Agradeció a Dios el que aún se mantuviera en forma pese a los años transcurridos desde que dejó el cuerpo de policía, ya que el caserío se encontraba en las afueras del pueblo, en la ladera de un monte. Aun así, completamente sudado, pudo comprobar la hospitalidad de la madre del sacerdote. Un vaso de agua fresca al principio, para mitigar el acaloramiento, y un vaso de vino después, para entonarse, fueron las ofrendas con las que Josune Sarasola, viuda de Gajate y auténtico baluarte del clan familiar, agasajó a su visitante.

– Gracias, se lo agradezco profundamente -contestó el padre Vázquez, ya repuesto tras haber dado un primer sorbo al vaso de vino.

– No hay de qué, es lo que haría por cualquier persona, cómo no voy a hacerlo tratándose de un hombre de Dios.

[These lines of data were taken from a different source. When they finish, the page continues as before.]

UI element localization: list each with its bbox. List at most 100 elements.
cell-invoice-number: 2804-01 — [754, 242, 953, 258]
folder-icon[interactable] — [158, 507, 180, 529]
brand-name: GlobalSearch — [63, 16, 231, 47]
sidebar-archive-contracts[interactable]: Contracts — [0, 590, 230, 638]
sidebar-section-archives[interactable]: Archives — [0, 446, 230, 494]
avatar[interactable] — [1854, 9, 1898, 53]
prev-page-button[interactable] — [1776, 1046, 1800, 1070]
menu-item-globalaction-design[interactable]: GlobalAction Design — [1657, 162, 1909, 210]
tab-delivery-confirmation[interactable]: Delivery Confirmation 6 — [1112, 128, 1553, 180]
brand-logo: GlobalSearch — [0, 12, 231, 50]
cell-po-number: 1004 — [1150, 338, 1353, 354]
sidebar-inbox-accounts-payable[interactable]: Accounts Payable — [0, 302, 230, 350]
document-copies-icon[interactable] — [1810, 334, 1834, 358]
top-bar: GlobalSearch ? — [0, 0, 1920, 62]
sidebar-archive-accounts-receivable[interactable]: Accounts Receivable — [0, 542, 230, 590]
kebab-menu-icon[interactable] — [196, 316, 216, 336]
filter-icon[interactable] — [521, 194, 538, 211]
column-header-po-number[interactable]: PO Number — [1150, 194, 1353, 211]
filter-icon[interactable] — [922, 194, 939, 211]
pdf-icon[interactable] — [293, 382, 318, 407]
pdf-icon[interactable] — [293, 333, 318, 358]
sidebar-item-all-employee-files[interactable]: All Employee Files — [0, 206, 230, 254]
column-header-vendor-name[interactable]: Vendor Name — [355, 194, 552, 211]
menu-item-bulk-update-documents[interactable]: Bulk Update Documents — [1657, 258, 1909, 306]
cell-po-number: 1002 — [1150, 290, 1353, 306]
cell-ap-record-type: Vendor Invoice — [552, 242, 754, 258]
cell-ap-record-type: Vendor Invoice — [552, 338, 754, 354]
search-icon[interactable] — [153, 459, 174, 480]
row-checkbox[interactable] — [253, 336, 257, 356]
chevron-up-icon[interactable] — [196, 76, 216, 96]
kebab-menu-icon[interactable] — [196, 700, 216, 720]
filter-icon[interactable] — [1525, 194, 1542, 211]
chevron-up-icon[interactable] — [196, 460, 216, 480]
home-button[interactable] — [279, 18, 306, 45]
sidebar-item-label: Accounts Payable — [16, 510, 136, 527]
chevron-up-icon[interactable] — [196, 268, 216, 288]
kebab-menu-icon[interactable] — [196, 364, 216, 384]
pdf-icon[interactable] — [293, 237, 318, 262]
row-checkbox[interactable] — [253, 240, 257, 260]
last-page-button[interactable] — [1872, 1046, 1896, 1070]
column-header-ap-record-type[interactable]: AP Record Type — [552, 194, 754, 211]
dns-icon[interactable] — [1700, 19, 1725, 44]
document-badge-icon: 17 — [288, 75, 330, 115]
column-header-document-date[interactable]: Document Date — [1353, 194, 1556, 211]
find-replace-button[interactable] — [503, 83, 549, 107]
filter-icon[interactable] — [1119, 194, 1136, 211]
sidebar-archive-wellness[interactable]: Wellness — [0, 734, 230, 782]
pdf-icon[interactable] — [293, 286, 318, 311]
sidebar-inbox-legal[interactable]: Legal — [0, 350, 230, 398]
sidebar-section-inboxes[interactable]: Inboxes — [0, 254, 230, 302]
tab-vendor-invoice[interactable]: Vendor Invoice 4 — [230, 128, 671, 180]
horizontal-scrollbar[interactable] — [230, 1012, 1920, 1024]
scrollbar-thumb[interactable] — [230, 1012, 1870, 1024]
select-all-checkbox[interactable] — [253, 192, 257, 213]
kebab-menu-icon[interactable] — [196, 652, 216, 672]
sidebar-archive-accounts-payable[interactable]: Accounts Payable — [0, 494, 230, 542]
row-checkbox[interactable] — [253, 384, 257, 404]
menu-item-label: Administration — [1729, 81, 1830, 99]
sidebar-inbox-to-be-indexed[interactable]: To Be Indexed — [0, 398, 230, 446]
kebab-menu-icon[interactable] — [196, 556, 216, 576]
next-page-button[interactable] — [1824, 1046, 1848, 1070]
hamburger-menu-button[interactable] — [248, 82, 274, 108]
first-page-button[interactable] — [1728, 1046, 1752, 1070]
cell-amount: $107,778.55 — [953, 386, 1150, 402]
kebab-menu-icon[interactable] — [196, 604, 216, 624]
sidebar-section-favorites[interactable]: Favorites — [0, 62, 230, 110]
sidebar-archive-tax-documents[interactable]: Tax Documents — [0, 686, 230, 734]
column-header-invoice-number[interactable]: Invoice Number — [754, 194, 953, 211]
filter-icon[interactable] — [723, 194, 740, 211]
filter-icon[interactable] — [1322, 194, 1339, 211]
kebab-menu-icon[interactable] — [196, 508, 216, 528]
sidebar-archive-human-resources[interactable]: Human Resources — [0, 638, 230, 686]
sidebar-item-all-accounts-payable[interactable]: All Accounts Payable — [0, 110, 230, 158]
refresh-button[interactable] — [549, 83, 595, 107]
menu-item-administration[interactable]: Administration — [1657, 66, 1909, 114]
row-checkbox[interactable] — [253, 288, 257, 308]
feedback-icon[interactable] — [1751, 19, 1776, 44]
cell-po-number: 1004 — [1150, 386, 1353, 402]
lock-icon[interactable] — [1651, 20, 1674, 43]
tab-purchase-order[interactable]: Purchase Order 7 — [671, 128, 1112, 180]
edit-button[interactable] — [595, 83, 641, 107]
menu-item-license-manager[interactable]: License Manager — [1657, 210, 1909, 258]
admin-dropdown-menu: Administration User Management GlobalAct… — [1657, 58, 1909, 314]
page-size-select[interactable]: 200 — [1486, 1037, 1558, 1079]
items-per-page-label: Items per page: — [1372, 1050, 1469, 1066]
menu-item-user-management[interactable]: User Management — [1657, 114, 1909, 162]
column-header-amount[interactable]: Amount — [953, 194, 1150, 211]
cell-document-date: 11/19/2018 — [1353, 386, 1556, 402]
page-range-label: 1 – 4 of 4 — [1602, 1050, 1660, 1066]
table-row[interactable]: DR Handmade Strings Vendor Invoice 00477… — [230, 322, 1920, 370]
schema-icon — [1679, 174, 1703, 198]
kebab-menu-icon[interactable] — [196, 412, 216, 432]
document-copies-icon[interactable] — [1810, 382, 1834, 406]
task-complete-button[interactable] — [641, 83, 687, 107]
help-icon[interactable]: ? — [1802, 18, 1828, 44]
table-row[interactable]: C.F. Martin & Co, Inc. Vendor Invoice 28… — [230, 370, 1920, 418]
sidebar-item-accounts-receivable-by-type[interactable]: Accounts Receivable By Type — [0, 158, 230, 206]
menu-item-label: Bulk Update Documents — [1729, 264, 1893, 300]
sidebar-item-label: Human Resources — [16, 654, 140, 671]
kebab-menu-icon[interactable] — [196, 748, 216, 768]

El padre Vázquez, contra su costumbre, había ido vestido de sacerdote tradicional, con sotana y alzacuello. Pocas veces vestía de esa guisa, no ya por el anacronismo que tal vestimenta suponía ni porque eso permitiera que se le identificara sin ninguna duda con su profesión, al fin y al cabo era sacerdote y no renegaba de ello, sino básicamente por comodidad. No acababa de acostumbrarse a esa ropa que impedía sus movimientos y le coartaba a la hora de andar y correr, pero había estimado con buen tino que la mujer a la que iba a visitar sería más proclive a su persona si le veía embutido en una negra sotana.

Miró en torno suyo y comprobó con satisfacción que todo estaba tal y como lo esperaba. Se hallaban sentados en el interior de una espaciosa cocina, en unas sillas de madera alrededor de una mesa estrecha y alargada. Un mantel de cuadros rojos y negros había sido colocado precipitadamente sobre un hule viejo, mientras que de la enrojecida chapa de la cocina se desprendía un agradable calorcillo que inundaba toda la estancia. Posiblemente la calefacción había llegado al resto del caserío pero allí, en los dominios de aquella mujer, se seguía utilizando el método tradicional.

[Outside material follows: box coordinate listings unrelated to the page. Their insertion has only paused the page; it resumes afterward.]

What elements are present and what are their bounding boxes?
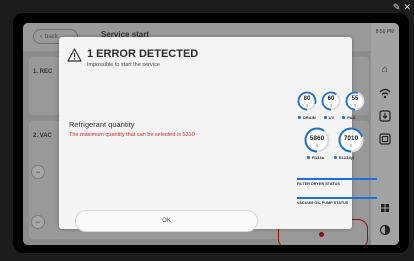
filter-dryer-status: FILTER DRYER STATUS [297,178,377,186]
error-subtitle: Impossible to start the service [87,62,160,68]
legend-item: R134a [307,155,324,160]
dialog-header: 1 ERROR DETECTED Impossible to start the… [67,48,198,68]
legend-dot [333,156,337,159]
small-gauges-row: 80 g 60 g 55 g [297,91,365,111]
legend-item: DRAIN [298,115,316,120]
document-icon[interactable] [378,132,392,146]
gauge-drain: 80 g [297,91,317,111]
chevron-left-icon: ‹ [40,33,42,40]
contrast-icon[interactable] [378,223,392,237]
gauge-unit: g [350,143,352,147]
legend-dot [307,156,310,159]
warning-icon [67,48,82,68]
legend-item: PAG [342,115,356,120]
legend-label: PAG [347,115,356,120]
edit-square-icon[interactable]: ✎ [393,2,401,12]
minus-button[interactable]: − [31,215,45,229]
home-icon[interactable]: ⌂ [378,63,392,77]
gauge-value: 7010 [343,135,359,142]
sidebar: 8:50 PM ⌂ [371,23,399,245]
status-label: VACUUM OIL PUMP STATUS [297,201,349,205]
device-frame: ‹ back Service start 1. REC 2. VAC − − 8… [13,13,409,253]
small-gauges-legend: DRAIN UV PAG [298,115,356,120]
error-message: The maximum quantity that can be selecte… [69,132,195,138]
large-gauges-row: 5860 g 7010 g [304,127,364,153]
system-icons: ✎ ✕ [393,2,411,12]
legend-label: R134a [312,155,324,160]
vacuum-pump-status: VACUUM OIL PUMP STATUS [297,197,377,205]
gauge-value: 55 [351,96,359,102]
gauge-pag: 55 g [345,91,365,111]
section-1-label: 1. REC [33,69,53,75]
gauge-unit: g [316,143,318,147]
gauge-r134a: 5860 g [304,127,330,153]
gauge-unit: g [330,103,332,107]
legend-item: UV [323,115,335,120]
grid-icon[interactable] [378,201,392,215]
gauge-unit: g [306,103,308,107]
gauge-value: 5860 [309,135,325,142]
field-label: Refrigerant quantity [69,120,135,129]
close-icon[interactable]: ✕ [403,2,411,12]
large-gauges-legend: R134a R1234yf [307,155,354,160]
error-title: 1 ERROR DETECTED [87,48,199,60]
section-2-label: 2. VAC [33,133,52,139]
gauge-unit: g [354,103,356,107]
clock-text: 8:50 PM [375,29,395,35]
legend-item: R1234yf [333,155,355,160]
gauge-value: 80 [303,96,311,102]
minus-button[interactable]: − [31,165,45,179]
legend-dot [298,116,301,119]
screen: ‹ back Service start 1. REC 2. VAC − − 8… [23,23,399,245]
status-bar [297,197,377,199]
ok-button[interactable]: OK [75,210,258,232]
legend-dot [342,116,346,119]
gauge-value: 60 [327,96,335,102]
status-label: FILTER DRYER STATUS [297,182,340,186]
wifi-icon[interactable] [378,86,392,100]
legend-label: DRAIN [303,115,316,120]
status-dot [319,232,324,237]
gauge-r1234yf: 7010 g [338,127,364,153]
gauge-uv: 60 g [321,91,341,111]
error-dialog: 1 ERROR DETECTED Impossible to start the… [59,37,377,232]
status-bar [297,178,377,180]
legend-label: UV [328,115,335,120]
back-label: back [45,33,58,40]
legend-dot [323,116,327,119]
legend-label: R1234yf [338,155,355,160]
download-icon[interactable] [378,109,392,123]
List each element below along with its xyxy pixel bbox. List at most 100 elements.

Le gustaba lo que veía. Estaba convencido de que si golpeara con sus dedos el borde del vaso en el que había sido depositado el vino que estaba bebiendo posiblemente no vibrara con un tintineo musical, pero si ese mismo vaso cayera al suelo no se haría añicos con mucha facilidad. En cuanto a la mujer que tenía enfrente, pese al delantal que le colgaba por encima de su viejo vestido y al arcaico moño que adornaba su cabeza, exhalaba un aire de dignidad que hacía mucho más difícil el trabajo que el padre Vázquez se había adjudicado. Lo único que quizá no encajara era el joven que se había sentado en una esquina, observándoles en silencio. La espesa barba que ocultaba su rostro y la camiseta que vestía, adornada con dibujos y leyendas alusivas a un conocido grupo local de rock radical le hacían parecer fuera de lugar. Y sin embargo era su casa y, si miraba más fijamente, parecía estar integrado totalmente en ella, como si formara parte indisoluble del paisaje doméstico. La mujer se lo había presentado como su hijo Iker, el hermano pequeño del padre Gajate.